Bush Just Tries to Score Points, but Fails to Support Global Warming Initiatives
We can’t afford any more shallow rhetoric. Time is running out.
“There is no revolution in global warming policy in anything the president is proposing, no matter how the White House tries to spin it.”
Bush went on television to tell the American people he has a plan to help with global warming. This comes from a man who denied the existence of global warming for the past six years. So what is he up to? Why has he allowed MORE GLOBAL WARMING problems to occur over the course of his presidency? Why has he appointed a former head of Exxon as our nation’s energy chief? Why does he continue to fight for rights for oil companies? Experts know that Bush’s expertise is in lip service. His so-called initiatives won’t do the trick. Bush is an oil man and his constituents run businesses that cause the most air pollution and global warming. But you can’t fool all the people all the time. Americans aren’t buying what he’s saying. His lower than 28 percent approval rating belies his rhetoric.

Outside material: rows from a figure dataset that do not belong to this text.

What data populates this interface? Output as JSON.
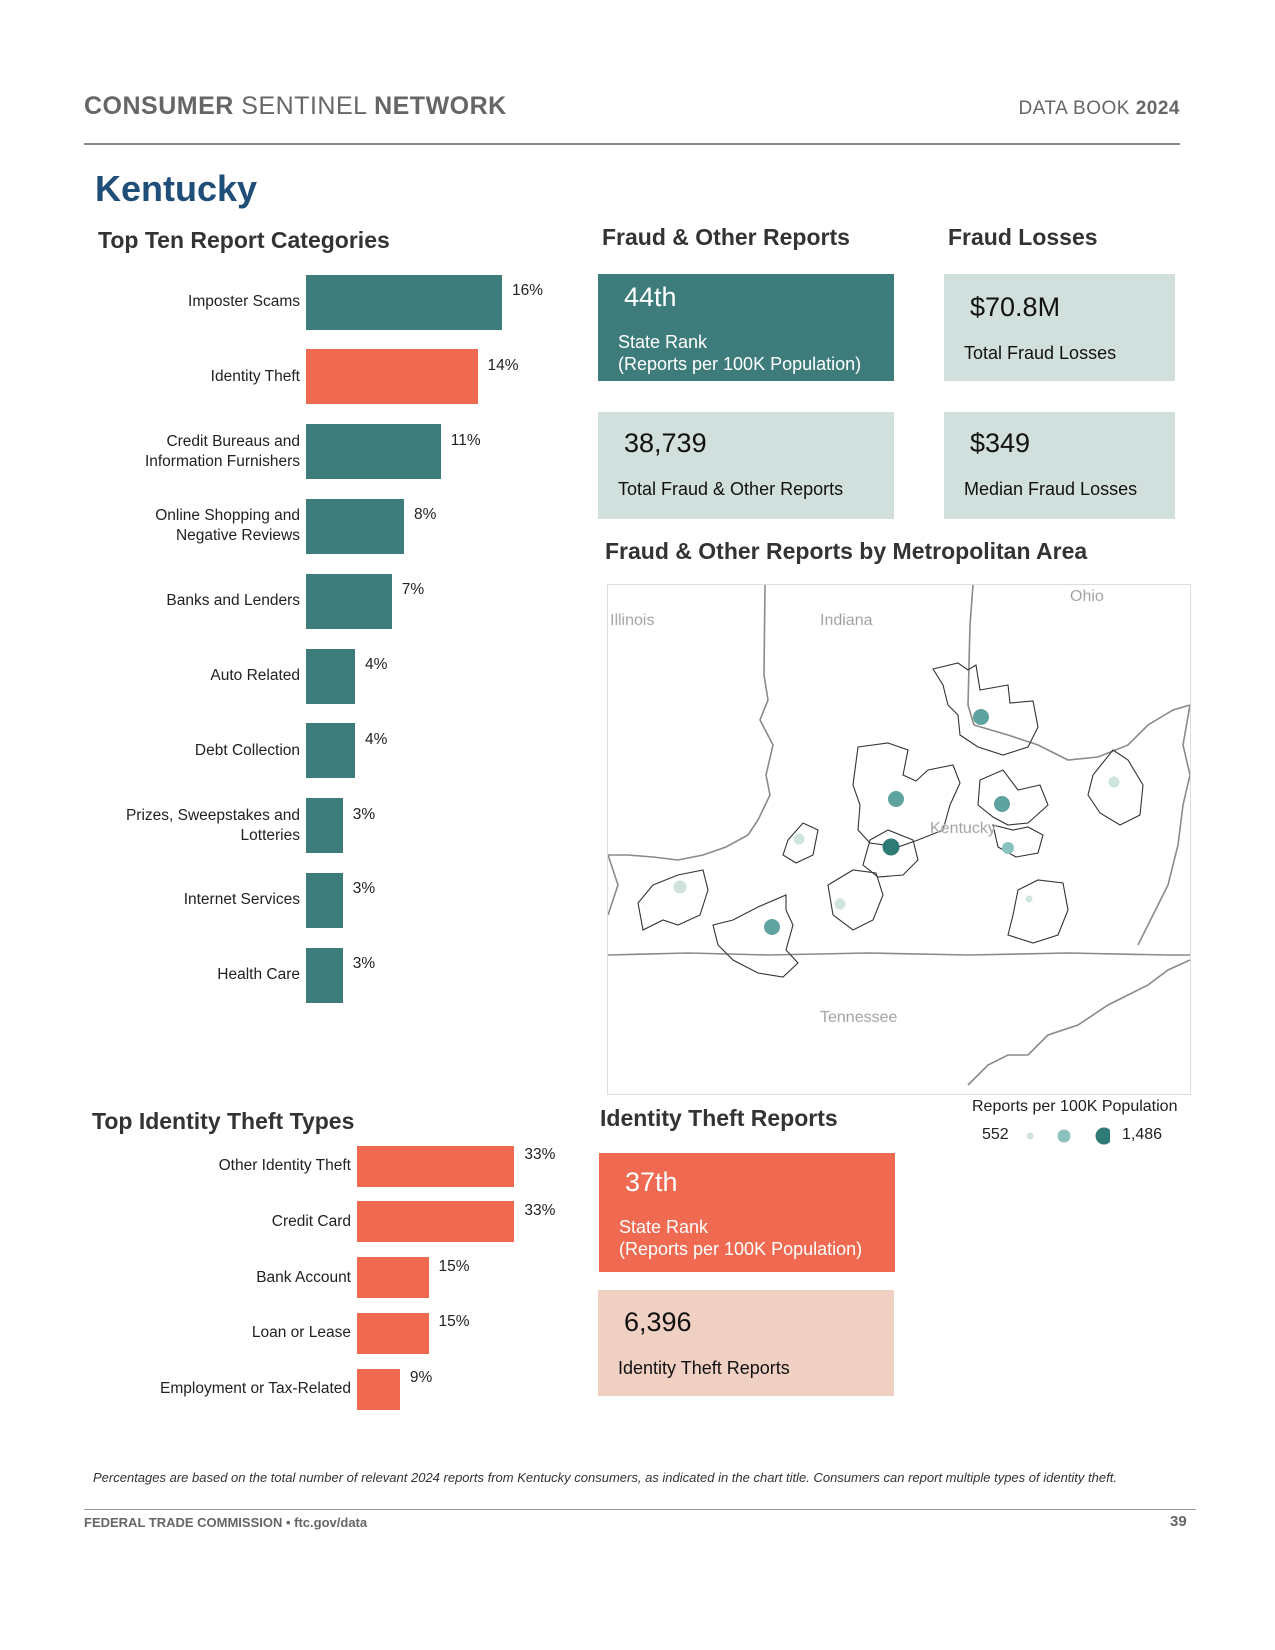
{
  "header": {
    "network_w1": "CONSUMER",
    "network_w2": "SENTINEL",
    "network_w3": "NETWORK",
    "databook_w1": "DATA BOOK",
    "databook_w2": "2024"
  },
  "state": "Kentucky",
  "top_ten": {
    "title": "Top Ten Report Categories",
    "colors": {
      "default": "#3e7c7b",
      "highlight": "#ef6a51"
    }
  },
  "chart_data": [
    {
      "type": "bar",
      "orientation": "horizontal",
      "title": "Top Ten Report Categories",
      "categories": [
        "Imposter Scams",
        "Identity Theft",
        "Credit Bureaus and Information Furnishers",
        "Online Shopping and Negative Reviews",
        "Banks and Lenders",
        "Auto Related",
        "Debt Collection",
        "Prizes, Sweepstakes and Lotteries",
        "Internet Services",
        "Health Care"
      ],
      "label_lines": [
        [
          "Imposter Scams"
        ],
        [
          "Identity Theft"
        ],
        [
          "Credit Bureaus and",
          "Information Furnishers"
        ],
        [
          "Online Shopping and",
          "Negative Reviews"
        ],
        [
          "Banks and Lenders"
        ],
        [
          "Auto Related"
        ],
        [
          "Debt Collection"
        ],
        [
          "Prizes, Sweepstakes and",
          "Lotteries"
        ],
        [
          "Internet Services"
        ],
        [
          "Health Care"
        ]
      ],
      "values": [
        16,
        14,
        11,
        8,
        7,
        4,
        4,
        3,
        3,
        3
      ],
      "value_labels": [
        "16%",
        "14%",
        "11%",
        "8%",
        "7%",
        "4%",
        "4%",
        "3%",
        "3%",
        "3%"
      ],
      "unit": "%",
      "highlight_index": 1
    },
    {
      "type": "bar",
      "orientation": "horizontal",
      "title": "Top Identity Theft Types",
      "categories": [
        "Other Identity Theft",
        "Credit Card",
        "Bank Account",
        "Loan or Lease",
        "Employment or Tax-Related"
      ],
      "label_lines": [
        [
          "Other Identity Theft"
        ],
        [
          "Credit Card"
        ],
        [
          "Bank Account"
        ],
        [
          "Loan or Lease"
        ],
        [
          "Employment or Tax-Related"
        ]
      ],
      "values": [
        33,
        33,
        15,
        15,
        9
      ],
      "value_labels": [
        "33%",
        "33%",
        "15%",
        "15%",
        "9%"
      ],
      "unit": "%"
    }
  ],
  "fraud_reports": {
    "title": "Fraud & Other Reports",
    "rank": "44th",
    "rank_label_1": "State Rank",
    "rank_label_2": "(Reports per 100K Population)",
    "total": "38,739",
    "total_label": "Total Fraud & Other Reports"
  },
  "fraud_losses": {
    "title": "Fraud Losses",
    "total": "$70.8M",
    "total_label": "Total Fraud Losses",
    "median": "$349",
    "median_label": "Median Fraud Losses"
  },
  "map": {
    "title": "Fraud & Other Reports by Metropolitan Area",
    "labels": {
      "illinois": "Illinois",
      "indiana": "Indiana",
      "ohio": "Ohio",
      "kentucky": "Kentucky",
      "tennessee": "Tennessee"
    },
    "legend_title": "Reports per 100K Population",
    "legend_min": "552",
    "legend_max": "1,486",
    "colors": {
      "low": "#cfe3df",
      "mid": "#8cc2bd",
      "mid2": "#5fa39e",
      "high": "#2e7a74"
    }
  },
  "identity_theft": {
    "title": "Identity Theft Reports",
    "rank": "37th",
    "rank_label_1": "State Rank",
    "rank_label_2": "(Reports per 100K Population)",
    "total": "6,396",
    "total_label": "Identity Theft Reports"
  },
  "id_types": {
    "title": "Top Identity Theft Types",
    "color": "#ef6a51"
  },
  "footer": {
    "note": "Percentages are based on the total number of relevant 2024 reports from Kentucky consumers, as indicated in the chart title.  Consumers can report multiple types of identity theft.",
    "org": "FEDERAL TRADE COMMISSION • ftc.gov/data",
    "page": "39"
  }
}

CNN…On Monday [January 22, 2007], a group of leading business executives met in Washington and called for steps to cut greenhouse gas emissions. The White House said Bush’s proposals would stop the growth of carbon dioxide emissions from cars, light trucks and sport-utility vehicles within 10 years.

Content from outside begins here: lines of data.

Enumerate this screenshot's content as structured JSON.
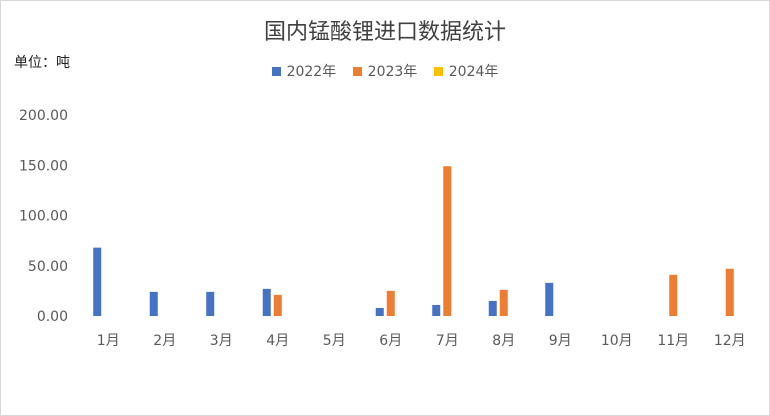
{
  "chart_data": {
    "type": "bar",
    "title": "国内锰酸锂进口数据统计",
    "unit_label": "单位：吨",
    "categories": [
      "1月",
      "2月",
      "3月",
      "4月",
      "5月",
      "6月",
      "7月",
      "8月",
      "9月",
      "10月",
      "11月",
      "12月"
    ],
    "series": [
      {
        "name": "2022年",
        "color": "#4472c4",
        "values": [
          68,
          24,
          24,
          27,
          null,
          8,
          11,
          15,
          33,
          null,
          null,
          null
        ]
      },
      {
        "name": "2023年",
        "color": "#ed7d31",
        "values": [
          null,
          null,
          null,
          21,
          null,
          25,
          149,
          26,
          null,
          null,
          41,
          47
        ]
      },
      {
        "name": "2024年",
        "color": "#ffc000",
        "values": [
          null,
          null,
          null,
          null,
          null,
          null,
          null,
          null,
          null,
          null,
          null,
          null
        ]
      }
    ],
    "yticks": [
      "0.00",
      "50.00",
      "100.00",
      "150.00",
      "200.00"
    ],
    "ylim": [
      0,
      200
    ],
    "legend_position": "top",
    "grid": false
  }
}
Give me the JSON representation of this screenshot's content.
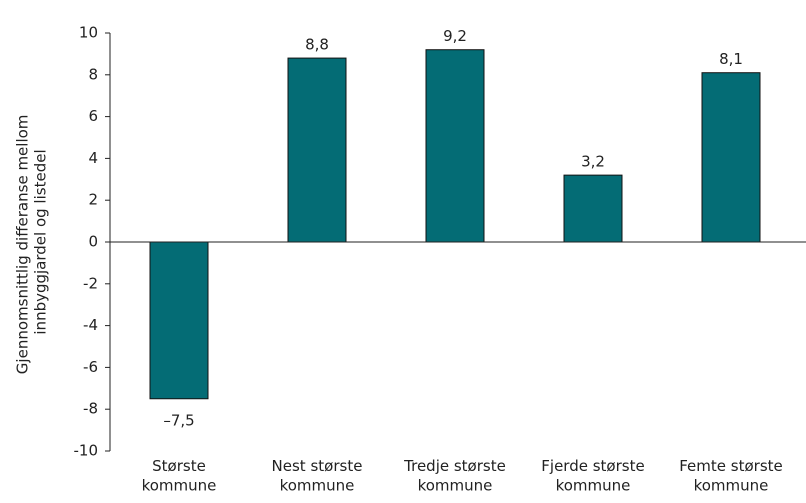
{
  "chart_data": {
    "type": "bar",
    "ylabel": [
      "Gjennomsnittlig differanse mellom",
      "innbyggjardel og listedel"
    ],
    "categories": [
      "Største kommune",
      "Nest største kommune",
      "Tredje største kommune",
      "Fjerde største kommune",
      "Femte største kommune"
    ],
    "values": [
      -7.5,
      8.8,
      9.2,
      3.2,
      8.1
    ],
    "value_labels": [
      "–7,5",
      "8,8",
      "9,2",
      "3,2",
      "8,1"
    ],
    "color": "#046c75",
    "ylim": [
      -10,
      10
    ],
    "yticks": [
      -10,
      -8,
      -6,
      -4,
      -2,
      0,
      2,
      4,
      6,
      8,
      10
    ]
  }
}
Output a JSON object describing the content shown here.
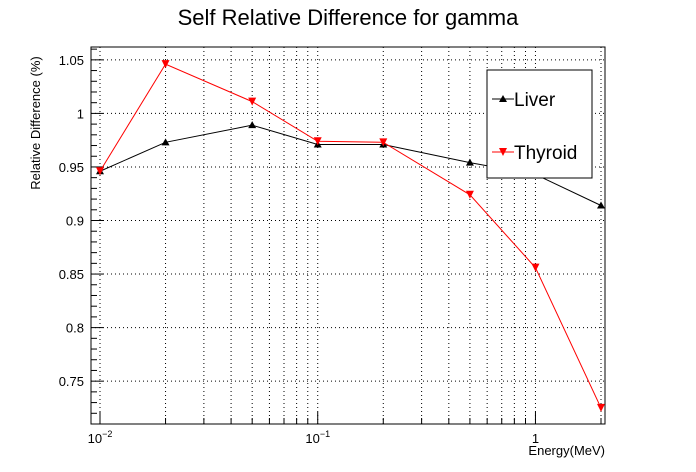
{
  "chart_data": {
    "type": "line",
    "title": "Self Relative Difference for gamma",
    "xlabel": "Energy(MeV)",
    "ylabel": "Relative Difference (%)",
    "xscale": "log",
    "xlim": [
      0.01,
      2.0
    ],
    "ylim": [
      0.71,
      1.062
    ],
    "x_ticks": [
      {
        "value": 0.01,
        "base": "10",
        "exp": "−2"
      },
      {
        "value": 0.1,
        "base": "10",
        "exp": "−1"
      },
      {
        "value": 1,
        "base": "1",
        "exp": ""
      }
    ],
    "y_ticks": [
      {
        "value": 0.75,
        "label": "0.75"
      },
      {
        "value": 0.8,
        "label": "0.8"
      },
      {
        "value": 0.85,
        "label": "0.85"
      },
      {
        "value": 0.9,
        "label": "0.9"
      },
      {
        "value": 0.95,
        "label": "0.95"
      },
      {
        "value": 1.0,
        "label": "1"
      },
      {
        "value": 1.05,
        "label": "1.05"
      }
    ],
    "grid": true,
    "legend_position": "top-right",
    "series": [
      {
        "name": "Liver",
        "color": "#000000",
        "marker": "triangle-up",
        "x": [
          0.01,
          0.02,
          0.05,
          0.1,
          0.2,
          0.5,
          1.0,
          2.0
        ],
        "y": [
          0.946,
          0.973,
          0.989,
          0.971,
          0.971,
          0.954,
          0.943,
          0.914
        ]
      },
      {
        "name": "Thyroid",
        "color": "#ff0000",
        "marker": "triangle-down",
        "x": [
          0.01,
          0.02,
          0.05,
          0.1,
          0.2,
          0.5,
          1.0,
          2.0
        ],
        "y": [
          0.946,
          1.046,
          1.011,
          0.974,
          0.973,
          0.924,
          0.856,
          0.725
        ]
      }
    ]
  }
}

But Philip Clapp, president of the National Environmental Trust, said they would do “almost nothing” to slow the pace of global warming.

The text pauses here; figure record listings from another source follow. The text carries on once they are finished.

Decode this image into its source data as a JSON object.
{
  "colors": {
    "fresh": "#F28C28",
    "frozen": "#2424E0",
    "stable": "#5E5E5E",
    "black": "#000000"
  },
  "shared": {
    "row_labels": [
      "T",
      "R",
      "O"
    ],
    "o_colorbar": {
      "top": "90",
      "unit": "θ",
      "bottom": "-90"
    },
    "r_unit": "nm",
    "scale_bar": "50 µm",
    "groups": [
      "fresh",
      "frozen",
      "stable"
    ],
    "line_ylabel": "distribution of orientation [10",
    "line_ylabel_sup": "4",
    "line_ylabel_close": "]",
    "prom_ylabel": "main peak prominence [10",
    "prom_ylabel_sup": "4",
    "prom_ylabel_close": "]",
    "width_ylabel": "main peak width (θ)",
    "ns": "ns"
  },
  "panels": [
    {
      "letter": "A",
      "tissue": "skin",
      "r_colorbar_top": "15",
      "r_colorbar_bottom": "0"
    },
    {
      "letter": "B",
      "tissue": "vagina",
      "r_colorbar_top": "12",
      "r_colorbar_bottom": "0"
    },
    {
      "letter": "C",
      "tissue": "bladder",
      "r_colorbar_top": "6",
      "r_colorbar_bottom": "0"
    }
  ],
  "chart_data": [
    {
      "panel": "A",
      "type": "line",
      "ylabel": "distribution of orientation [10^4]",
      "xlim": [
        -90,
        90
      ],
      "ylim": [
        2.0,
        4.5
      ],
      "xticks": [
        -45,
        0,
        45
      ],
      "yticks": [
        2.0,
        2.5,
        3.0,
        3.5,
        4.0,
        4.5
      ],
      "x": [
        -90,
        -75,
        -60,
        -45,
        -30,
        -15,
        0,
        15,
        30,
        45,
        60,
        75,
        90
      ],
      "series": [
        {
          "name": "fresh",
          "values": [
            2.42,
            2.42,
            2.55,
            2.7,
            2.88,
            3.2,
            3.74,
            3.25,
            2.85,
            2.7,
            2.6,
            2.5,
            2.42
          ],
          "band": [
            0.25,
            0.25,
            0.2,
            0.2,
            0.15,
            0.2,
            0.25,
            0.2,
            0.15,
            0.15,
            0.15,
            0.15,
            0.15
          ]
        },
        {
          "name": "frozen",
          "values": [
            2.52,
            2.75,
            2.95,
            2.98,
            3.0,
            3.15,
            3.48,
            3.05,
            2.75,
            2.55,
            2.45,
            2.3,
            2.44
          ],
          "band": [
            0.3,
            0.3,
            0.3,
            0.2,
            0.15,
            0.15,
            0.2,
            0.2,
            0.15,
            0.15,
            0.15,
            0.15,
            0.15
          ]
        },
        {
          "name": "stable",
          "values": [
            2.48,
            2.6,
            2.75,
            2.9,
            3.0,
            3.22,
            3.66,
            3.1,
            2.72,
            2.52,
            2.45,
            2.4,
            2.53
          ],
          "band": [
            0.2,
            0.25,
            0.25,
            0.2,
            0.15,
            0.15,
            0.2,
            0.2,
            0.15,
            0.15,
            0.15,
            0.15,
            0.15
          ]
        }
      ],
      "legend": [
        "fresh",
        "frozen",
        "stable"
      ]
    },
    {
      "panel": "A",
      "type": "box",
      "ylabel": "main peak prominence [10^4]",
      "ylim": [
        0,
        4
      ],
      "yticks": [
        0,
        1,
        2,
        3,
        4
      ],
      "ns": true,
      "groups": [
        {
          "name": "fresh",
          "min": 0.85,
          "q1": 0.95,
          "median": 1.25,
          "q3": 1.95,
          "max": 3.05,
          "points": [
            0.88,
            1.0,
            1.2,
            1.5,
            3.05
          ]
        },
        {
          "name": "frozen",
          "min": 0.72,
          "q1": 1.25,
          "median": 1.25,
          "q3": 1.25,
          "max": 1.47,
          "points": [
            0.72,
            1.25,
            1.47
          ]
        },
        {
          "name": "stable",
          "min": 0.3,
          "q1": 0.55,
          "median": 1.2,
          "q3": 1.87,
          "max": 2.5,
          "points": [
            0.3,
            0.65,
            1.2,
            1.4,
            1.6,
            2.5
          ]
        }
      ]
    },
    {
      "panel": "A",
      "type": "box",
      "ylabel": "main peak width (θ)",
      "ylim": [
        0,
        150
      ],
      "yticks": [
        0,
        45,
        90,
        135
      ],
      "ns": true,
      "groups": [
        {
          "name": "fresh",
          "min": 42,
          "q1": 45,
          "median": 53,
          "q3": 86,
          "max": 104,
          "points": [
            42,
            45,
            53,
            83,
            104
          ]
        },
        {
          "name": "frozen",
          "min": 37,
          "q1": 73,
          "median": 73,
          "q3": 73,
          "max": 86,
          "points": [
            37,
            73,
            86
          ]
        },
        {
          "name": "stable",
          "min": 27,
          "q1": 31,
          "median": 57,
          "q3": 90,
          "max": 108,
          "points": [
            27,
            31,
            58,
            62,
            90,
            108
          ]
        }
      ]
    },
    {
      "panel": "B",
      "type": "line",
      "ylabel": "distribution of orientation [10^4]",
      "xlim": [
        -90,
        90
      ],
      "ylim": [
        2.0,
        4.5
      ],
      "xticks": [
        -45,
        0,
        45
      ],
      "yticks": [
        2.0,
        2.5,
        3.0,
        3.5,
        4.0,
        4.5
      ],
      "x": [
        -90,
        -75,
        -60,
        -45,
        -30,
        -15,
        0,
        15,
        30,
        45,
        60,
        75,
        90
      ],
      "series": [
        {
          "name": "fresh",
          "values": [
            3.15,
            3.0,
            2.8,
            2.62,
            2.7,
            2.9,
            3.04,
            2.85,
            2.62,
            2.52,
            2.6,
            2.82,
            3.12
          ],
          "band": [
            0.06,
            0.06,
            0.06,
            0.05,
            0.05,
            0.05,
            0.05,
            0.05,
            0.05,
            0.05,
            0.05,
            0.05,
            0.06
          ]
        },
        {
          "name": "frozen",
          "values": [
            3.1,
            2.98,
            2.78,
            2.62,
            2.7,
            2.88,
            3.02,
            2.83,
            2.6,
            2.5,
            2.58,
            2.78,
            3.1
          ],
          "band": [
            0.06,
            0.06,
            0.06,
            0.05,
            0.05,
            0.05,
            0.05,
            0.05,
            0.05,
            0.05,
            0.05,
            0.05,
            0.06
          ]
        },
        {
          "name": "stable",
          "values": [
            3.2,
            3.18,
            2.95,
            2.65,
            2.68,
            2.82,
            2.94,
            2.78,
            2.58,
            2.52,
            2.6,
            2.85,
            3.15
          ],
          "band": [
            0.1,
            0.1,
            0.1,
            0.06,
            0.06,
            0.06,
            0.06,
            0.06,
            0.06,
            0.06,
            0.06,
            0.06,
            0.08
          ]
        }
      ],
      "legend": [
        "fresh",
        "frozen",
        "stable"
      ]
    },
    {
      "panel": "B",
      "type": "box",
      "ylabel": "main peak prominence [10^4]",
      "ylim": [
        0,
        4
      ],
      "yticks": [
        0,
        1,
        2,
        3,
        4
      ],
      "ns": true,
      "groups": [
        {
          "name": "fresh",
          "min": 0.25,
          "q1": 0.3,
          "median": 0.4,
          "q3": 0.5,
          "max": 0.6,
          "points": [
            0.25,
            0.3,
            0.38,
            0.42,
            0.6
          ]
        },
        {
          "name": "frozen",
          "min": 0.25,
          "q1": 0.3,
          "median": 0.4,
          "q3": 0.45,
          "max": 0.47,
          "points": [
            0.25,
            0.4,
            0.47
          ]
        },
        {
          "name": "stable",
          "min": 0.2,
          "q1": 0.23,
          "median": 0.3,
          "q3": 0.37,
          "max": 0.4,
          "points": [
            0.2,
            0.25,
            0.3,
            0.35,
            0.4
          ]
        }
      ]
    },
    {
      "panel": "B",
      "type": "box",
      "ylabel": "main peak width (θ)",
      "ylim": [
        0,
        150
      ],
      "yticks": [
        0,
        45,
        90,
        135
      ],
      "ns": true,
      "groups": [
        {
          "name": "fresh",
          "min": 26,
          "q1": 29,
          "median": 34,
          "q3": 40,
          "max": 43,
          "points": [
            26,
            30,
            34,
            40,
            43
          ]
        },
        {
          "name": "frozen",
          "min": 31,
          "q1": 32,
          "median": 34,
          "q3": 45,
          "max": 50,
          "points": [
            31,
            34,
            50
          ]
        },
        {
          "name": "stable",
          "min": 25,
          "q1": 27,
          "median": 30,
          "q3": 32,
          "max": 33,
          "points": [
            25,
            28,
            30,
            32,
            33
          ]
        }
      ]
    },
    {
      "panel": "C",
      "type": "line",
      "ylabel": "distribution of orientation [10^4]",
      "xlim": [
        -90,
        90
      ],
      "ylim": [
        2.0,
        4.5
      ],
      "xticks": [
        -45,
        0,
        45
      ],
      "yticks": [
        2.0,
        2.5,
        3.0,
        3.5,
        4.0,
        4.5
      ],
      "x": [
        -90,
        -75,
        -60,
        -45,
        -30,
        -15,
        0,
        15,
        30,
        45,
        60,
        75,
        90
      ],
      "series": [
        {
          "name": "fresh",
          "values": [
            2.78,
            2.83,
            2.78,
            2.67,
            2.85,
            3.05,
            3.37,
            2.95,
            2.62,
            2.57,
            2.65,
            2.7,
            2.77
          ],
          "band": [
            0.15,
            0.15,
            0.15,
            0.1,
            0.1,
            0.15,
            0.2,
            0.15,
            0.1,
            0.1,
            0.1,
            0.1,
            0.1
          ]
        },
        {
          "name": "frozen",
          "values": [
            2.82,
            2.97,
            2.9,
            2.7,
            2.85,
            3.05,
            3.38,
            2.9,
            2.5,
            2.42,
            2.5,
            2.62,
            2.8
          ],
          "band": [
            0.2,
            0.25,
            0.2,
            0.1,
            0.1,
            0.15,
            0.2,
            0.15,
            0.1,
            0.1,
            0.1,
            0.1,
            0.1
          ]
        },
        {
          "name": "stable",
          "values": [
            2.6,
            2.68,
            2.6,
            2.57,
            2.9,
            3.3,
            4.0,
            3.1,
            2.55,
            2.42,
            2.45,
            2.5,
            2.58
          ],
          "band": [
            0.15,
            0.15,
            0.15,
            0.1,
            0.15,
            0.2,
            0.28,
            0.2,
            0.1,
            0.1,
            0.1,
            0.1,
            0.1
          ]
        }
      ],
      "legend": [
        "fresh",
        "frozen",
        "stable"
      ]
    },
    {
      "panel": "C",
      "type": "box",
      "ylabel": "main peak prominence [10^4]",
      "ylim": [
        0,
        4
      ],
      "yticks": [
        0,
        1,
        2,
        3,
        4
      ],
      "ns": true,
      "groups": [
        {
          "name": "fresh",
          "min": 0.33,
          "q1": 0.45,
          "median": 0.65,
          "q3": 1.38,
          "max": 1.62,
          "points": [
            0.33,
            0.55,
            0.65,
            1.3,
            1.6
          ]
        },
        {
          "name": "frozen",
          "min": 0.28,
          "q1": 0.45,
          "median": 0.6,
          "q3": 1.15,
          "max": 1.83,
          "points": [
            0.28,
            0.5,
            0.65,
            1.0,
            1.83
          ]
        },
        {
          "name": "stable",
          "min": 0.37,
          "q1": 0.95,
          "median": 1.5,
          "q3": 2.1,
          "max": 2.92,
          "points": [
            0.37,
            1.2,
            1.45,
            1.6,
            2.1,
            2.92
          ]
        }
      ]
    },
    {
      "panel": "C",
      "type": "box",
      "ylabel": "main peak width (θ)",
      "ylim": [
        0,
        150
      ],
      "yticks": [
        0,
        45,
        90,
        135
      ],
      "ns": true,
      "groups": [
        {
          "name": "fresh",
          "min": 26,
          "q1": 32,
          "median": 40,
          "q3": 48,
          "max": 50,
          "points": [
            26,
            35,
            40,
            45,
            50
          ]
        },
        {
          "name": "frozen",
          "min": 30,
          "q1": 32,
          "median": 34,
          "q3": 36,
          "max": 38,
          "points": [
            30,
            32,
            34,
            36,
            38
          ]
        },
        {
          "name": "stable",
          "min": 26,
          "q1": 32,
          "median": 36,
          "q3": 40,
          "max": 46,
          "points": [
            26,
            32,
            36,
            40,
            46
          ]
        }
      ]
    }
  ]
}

“There is no revolution in global warming policy in anything the president is proposing, no matter how the White House tries to spin it,” Clapp said in a written statement. “The numbers are calculated to sound big and impressive, but the president is being just as intransigent on global warming as he is on Iraq – ignoring Congress, major business leaders and the public, who have called for action.”
The president has used his annual address to Congress to call for cleaner energy before. But in 2004, the Environmental Protection Agency conceded that greenhouse gas emissions went up in the two years since Bush vowed to cut them by 18 percent over 10 years. The EPA blamed the increase on greater economic growth.